Dużo większy powód do zmartwień mają jednak kibice Miami Heat. Ich drużyna poległa aż 96:116 w starciu z zajmującymi przedostatnie miejsce na Wschodzie Detroit Pistons (7-19). Po raz kolejny okazało się, że ekipa z Florydy bez pauzującego Jimmy’ego Butlera sobie po prostu nie radzi. Na nic zdał się rekord sezon Tylera Herro (34 punkty, 12/17 z gry). Dla Pistons aż 31 punktów zdobył chorwacki snajper Bojan Bogdanović.

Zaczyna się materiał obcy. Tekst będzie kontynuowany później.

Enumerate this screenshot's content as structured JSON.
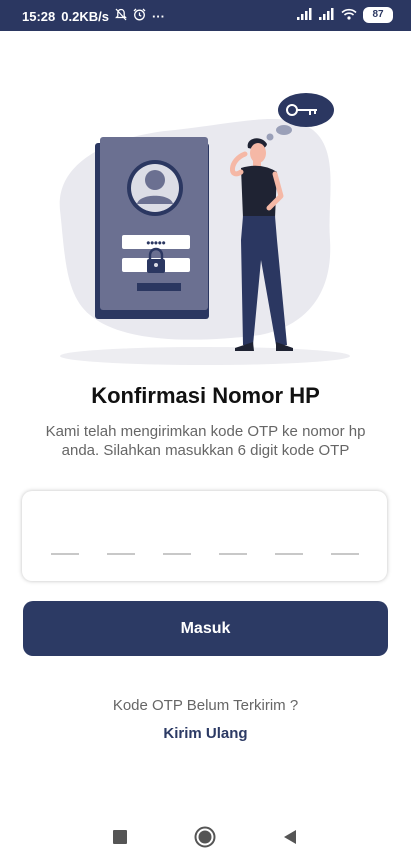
{
  "status_bar": {
    "time": "15:28",
    "network_speed": "0.2KB/s",
    "more": "···",
    "battery": "87",
    "icons": [
      "mute-icon",
      "alarm-icon",
      "signal-icon",
      "signal-icon",
      "wifi-icon",
      "battery-icon"
    ]
  },
  "illustration": {
    "icons": [
      "id-card-icon",
      "key-icon",
      "lock-icon",
      "person-thinking-icon"
    ],
    "password_mask": "•••••"
  },
  "title": "Konfirmasi Nomor HP",
  "description": "Kami telah mengirimkan kode OTP ke nomor hp anda. Silahkan masukkan 6 digit kode OTP",
  "otp": {
    "digits": 6,
    "values": [
      "",
      "",
      "",
      "",
      "",
      ""
    ]
  },
  "submit_button": {
    "label": "Masuk"
  },
  "resend": {
    "question": "Kode OTP Belum Terkirim ?",
    "link": "Kirim Ulang"
  },
  "nav_bar": {
    "icons": [
      "recent-apps-icon",
      "home-icon",
      "back-icon"
    ]
  },
  "colors": {
    "primary": "#2c3a64",
    "status_bar": "#2b3761",
    "blob": "#e9e9ef"
  }
}
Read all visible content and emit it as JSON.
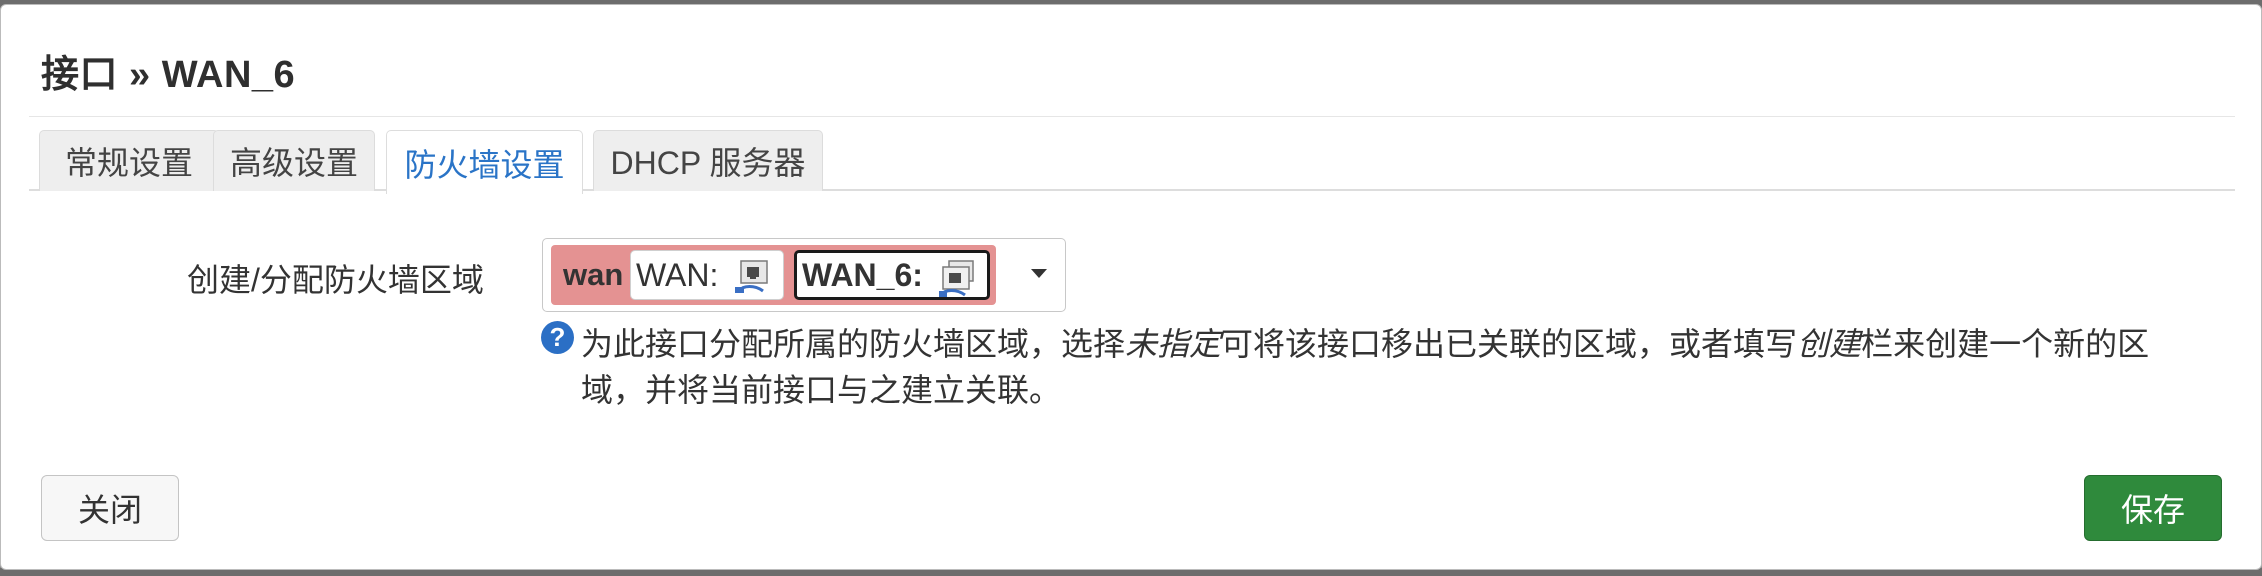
{
  "dialog": {
    "title": "接口 » WAN_6"
  },
  "tabs": [
    {
      "label": "常规设置",
      "active": false
    },
    {
      "label": "高级设置",
      "active": false
    },
    {
      "label": "防火墙设置",
      "active": true
    },
    {
      "label": "DHCP 服务器",
      "active": false
    }
  ],
  "firewall": {
    "field_label": "创建/分配防火墙区域",
    "selected_zone": {
      "name": "wan",
      "color": "#e49292",
      "interfaces": [
        {
          "label": "WAN:",
          "icon": "ethernet-port-icon",
          "selected": false
        },
        {
          "label": "WAN_6:",
          "icon": "ethernet-port-icon",
          "selected": true
        }
      ]
    },
    "help": {
      "part1": "为此接口分配所属的防火墙区域，选择",
      "unspecified": "未指定",
      "part2": "可将该接口移出已关联的区域，或者填写",
      "create": "创建",
      "part3": "栏来创建一个新的区域，并将当前接口与之建立关联。"
    }
  },
  "footer": {
    "close_label": "关闭",
    "save_label": "保存"
  },
  "colors": {
    "accent_tab": "#2a74c7",
    "save_button": "#2f8a3c",
    "help_icon": "#2b6fc5"
  }
}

Sezon finalistów Wschodu z poprzedniego sezonu ewidentnie zmierza donikąd – po 25 meczach Heat mają na koncie zaledwie 11 zwycięstw. Właśnie wypadki z czołowej 10 konferencji. Wątpliwe, by losy ich sezonu mógł odwrócić wracający po raz kolejny do gry po kontuzji Victor Oladipo (dzisiaj w nocy 9 punktów w 19 minut).
Zdecydowanie więcej optymizmu mogą mieć po dwóch ostatnich meczach Dallas Mavericks. W poniedziałek Luka Doncić poprowadził swój zespół do zwycięstwa nad Phoenix Suns, a wczoraj zaliczył już 52. triple-double w karierze i Mavs (13-11) wygrali 116:115 w Denver (14-10). Ostatecznie o ich wygranej zadecydowała wiara Słoweńca w siłę rzutu Doriana Finney-Smitha.

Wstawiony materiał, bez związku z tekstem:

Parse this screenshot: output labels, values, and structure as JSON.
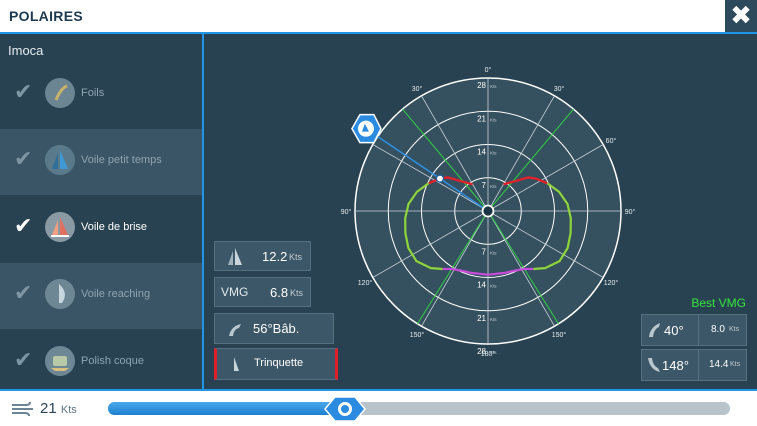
{
  "header": {
    "title": "POLAIRES",
    "close_glyph": "✖"
  },
  "sidebar": {
    "boat_name": "Imoca",
    "items": [
      {
        "label": "Foils",
        "icon": "foils-icon",
        "selected": false
      },
      {
        "label": "Voile petit temps",
        "icon": "light-sail-icon",
        "selected": false
      },
      {
        "label": "Voile de brise",
        "icon": "heavy-sail-icon",
        "selected": true
      },
      {
        "label": "Voile reaching",
        "icon": "reaching-sail-icon",
        "selected": false
      },
      {
        "label": "Polish coque",
        "icon": "hull-polish-icon",
        "selected": false
      }
    ]
  },
  "stats": {
    "boat_speed": {
      "value": "12.2",
      "unit": "Kts"
    },
    "vmg": {
      "label": "VMG",
      "value": "6.8",
      "unit": "Kts"
    },
    "twa": {
      "value": "56°Bâb."
    },
    "sail": {
      "label": "Trinquette"
    }
  },
  "best_vmg": {
    "title": "Best VMG",
    "upwind": {
      "angle": "40°",
      "speed": "8.0",
      "unit": "Kts"
    },
    "downwind": {
      "angle": "148°",
      "speed": "14.4",
      "unit": "Kts"
    }
  },
  "polar": {
    "angle_labels": [
      "0°",
      "30°",
      "60°",
      "90°",
      "120°",
      "150°",
      "180°",
      "150°",
      "120°",
      "90°",
      "60°",
      "30°"
    ],
    "ring_labels": [
      "7",
      "14",
      "21",
      "28"
    ],
    "ring_unit": "Kts",
    "max_speed": 28,
    "cursor_angle": -56,
    "cursor_speed": 12.2,
    "best_vmg_angles": [
      40,
      148
    ],
    "curve": [
      {
        "twa": 30,
        "speed": 6.5
      },
      {
        "twa": 40,
        "speed": 8.0
      },
      {
        "twa": 50,
        "speed": 11.0
      },
      {
        "twa": 56,
        "speed": 12.2
      },
      {
        "twa": 65,
        "speed": 13.8
      },
      {
        "twa": 75,
        "speed": 15.5
      },
      {
        "twa": 85,
        "speed": 16.8
      },
      {
        "twa": 95,
        "speed": 17.5
      },
      {
        "twa": 105,
        "speed": 18.0
      },
      {
        "twa": 115,
        "speed": 18.5
      },
      {
        "twa": 125,
        "speed": 18.4
      },
      {
        "twa": 135,
        "speed": 17.0
      },
      {
        "twa": 142,
        "speed": 15.5
      },
      {
        "twa": 148,
        "speed": 14.4
      },
      {
        "twa": 155,
        "speed": 13.8
      },
      {
        "twa": 165,
        "speed": 13.5
      },
      {
        "twa": 180,
        "speed": 13.4
      }
    ],
    "colors": {
      "upwind": "#e8202a",
      "reach": "#8fd43a",
      "downwind": "#c84ad8",
      "vmg_line": "#2fd040",
      "cursor": "#2f8fe0"
    }
  },
  "wind": {
    "value": "21",
    "unit": "Kts",
    "slider_fraction": 0.38
  }
}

Wiara imponująca, bo we wcześniejszych dwóch meczach Finney-Smith trafił tylko 2 z 10 rzutów za 3, a w całym sezonie zaliczył w tym elemencie gry znaczący regres w stosunku do trzech poprzednich sezonów. Ale wczoraj trafił połowę z 10 rzutów z dystansu.
– Jeśli Luka Doncić wierzy w ciebie, ty nie możesz nie wierzyć w siebie – tłumaczy Finney-Smith.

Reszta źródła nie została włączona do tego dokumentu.